Neon Waltz at Rock City
Neon Waltz, a Scottish indie rock band, based as far north as you can get in John O’Groats, played at Rock City Basement last night for an intimate show. They were supported by Lois and Rosborough three dates into their UK tour following the release of their debut album “Strange Hymns” in August 2017.
Opening the show, to an unfortunately very empty venue, were rock trio quartet. Even as they started playing, the crowd seemed quite unenthusiastic but when lead singer John Selby began to sing, people soon began to congregate around the stage. They had a very 60’s American rock and roll sound to them and left the crowd pleasantly surprised.
Next up was Rosborough, a singer song writer all the way from Derry, Northern Ireland. Glenn Rosborough had a unique voice that captured the growing audience’s attention. He seemed relaxed and at ease on stage and broke up the set with some good-natured humour and could easily be performing at bigger venues soon.
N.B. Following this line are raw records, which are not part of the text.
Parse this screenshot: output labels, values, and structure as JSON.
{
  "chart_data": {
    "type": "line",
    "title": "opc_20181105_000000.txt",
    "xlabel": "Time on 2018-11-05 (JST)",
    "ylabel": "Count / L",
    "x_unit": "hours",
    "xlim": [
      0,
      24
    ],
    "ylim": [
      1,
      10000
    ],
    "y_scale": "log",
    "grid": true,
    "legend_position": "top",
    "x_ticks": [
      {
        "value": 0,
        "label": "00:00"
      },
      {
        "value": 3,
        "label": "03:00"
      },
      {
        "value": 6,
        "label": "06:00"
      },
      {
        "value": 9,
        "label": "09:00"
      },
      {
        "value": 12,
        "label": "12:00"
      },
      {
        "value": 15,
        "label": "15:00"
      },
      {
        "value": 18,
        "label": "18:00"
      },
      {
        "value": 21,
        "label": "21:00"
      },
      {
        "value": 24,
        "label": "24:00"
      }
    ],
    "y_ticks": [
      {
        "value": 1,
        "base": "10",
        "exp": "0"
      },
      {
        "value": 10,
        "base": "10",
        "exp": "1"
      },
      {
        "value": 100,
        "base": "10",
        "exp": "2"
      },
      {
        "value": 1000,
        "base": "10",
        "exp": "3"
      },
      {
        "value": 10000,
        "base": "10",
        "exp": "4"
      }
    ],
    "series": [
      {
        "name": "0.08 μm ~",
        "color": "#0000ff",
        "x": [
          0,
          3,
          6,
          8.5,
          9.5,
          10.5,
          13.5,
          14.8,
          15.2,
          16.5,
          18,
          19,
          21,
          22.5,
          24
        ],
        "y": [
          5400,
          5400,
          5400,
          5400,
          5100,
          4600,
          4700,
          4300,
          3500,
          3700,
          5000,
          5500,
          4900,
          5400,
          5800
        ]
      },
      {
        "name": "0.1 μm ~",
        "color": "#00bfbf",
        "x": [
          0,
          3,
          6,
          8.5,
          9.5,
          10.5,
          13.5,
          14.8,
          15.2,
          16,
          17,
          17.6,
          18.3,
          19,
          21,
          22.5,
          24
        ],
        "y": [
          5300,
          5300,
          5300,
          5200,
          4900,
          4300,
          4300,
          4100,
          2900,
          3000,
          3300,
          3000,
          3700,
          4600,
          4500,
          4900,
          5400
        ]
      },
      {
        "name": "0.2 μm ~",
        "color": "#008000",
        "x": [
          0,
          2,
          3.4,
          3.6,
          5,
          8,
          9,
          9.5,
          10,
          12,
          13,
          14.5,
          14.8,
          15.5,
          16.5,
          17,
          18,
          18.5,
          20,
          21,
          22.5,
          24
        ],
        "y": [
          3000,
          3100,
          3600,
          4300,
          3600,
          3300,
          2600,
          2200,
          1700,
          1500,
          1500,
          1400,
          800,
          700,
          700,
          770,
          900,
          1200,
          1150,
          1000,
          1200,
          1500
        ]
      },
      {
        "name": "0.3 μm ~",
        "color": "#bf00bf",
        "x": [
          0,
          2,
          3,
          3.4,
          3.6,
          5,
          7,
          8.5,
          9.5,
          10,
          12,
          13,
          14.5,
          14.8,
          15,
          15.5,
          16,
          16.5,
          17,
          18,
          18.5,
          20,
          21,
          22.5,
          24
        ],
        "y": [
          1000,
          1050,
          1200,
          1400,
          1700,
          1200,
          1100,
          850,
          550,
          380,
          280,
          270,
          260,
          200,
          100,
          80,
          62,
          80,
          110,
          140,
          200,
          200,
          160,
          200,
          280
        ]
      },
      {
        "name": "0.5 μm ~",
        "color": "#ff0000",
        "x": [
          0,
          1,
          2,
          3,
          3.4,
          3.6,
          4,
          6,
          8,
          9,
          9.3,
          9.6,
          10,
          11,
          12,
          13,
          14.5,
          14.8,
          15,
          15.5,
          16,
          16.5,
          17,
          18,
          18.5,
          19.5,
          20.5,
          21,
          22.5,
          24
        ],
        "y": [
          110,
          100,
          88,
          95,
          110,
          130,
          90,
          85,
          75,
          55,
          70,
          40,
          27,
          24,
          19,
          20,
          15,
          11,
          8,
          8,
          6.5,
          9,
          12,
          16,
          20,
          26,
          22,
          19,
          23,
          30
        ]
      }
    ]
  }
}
Every song went down well and although still a moderately empty venue, he filled the place with sound so that it didn’t feel empty at all.
Just before Neon Waltz took to the stage, more people entered the venue, presumably coming just to see the six-piece indie rock band who have been praised by NME for their hard work and unique, laid back, indie alternative sound. They opened with “Sundial” and asked everybody to move closer in, creating an intimate atmosphere. Lead singer Jordan Shearer is a passionate singer and had a nervous demeanour which works well for the band, inviting the crowd into their personal performance. They played songs from their album including the popular “Dreamers” and their overall stage presence brought to mind bands such as The Night Café and High Tyde.
Speaking to Jordan after the show, he was very pleased with how it went and excited for the rest of the UK tour which includes shows in London, Kilmarnock and Brighton. Now is the perfect opportunity for people to go and see them perform as Neon Waltz already seem too big for the stages they are playing and the opportunity to see them at small and intimate gigs may soon be a thing of the past.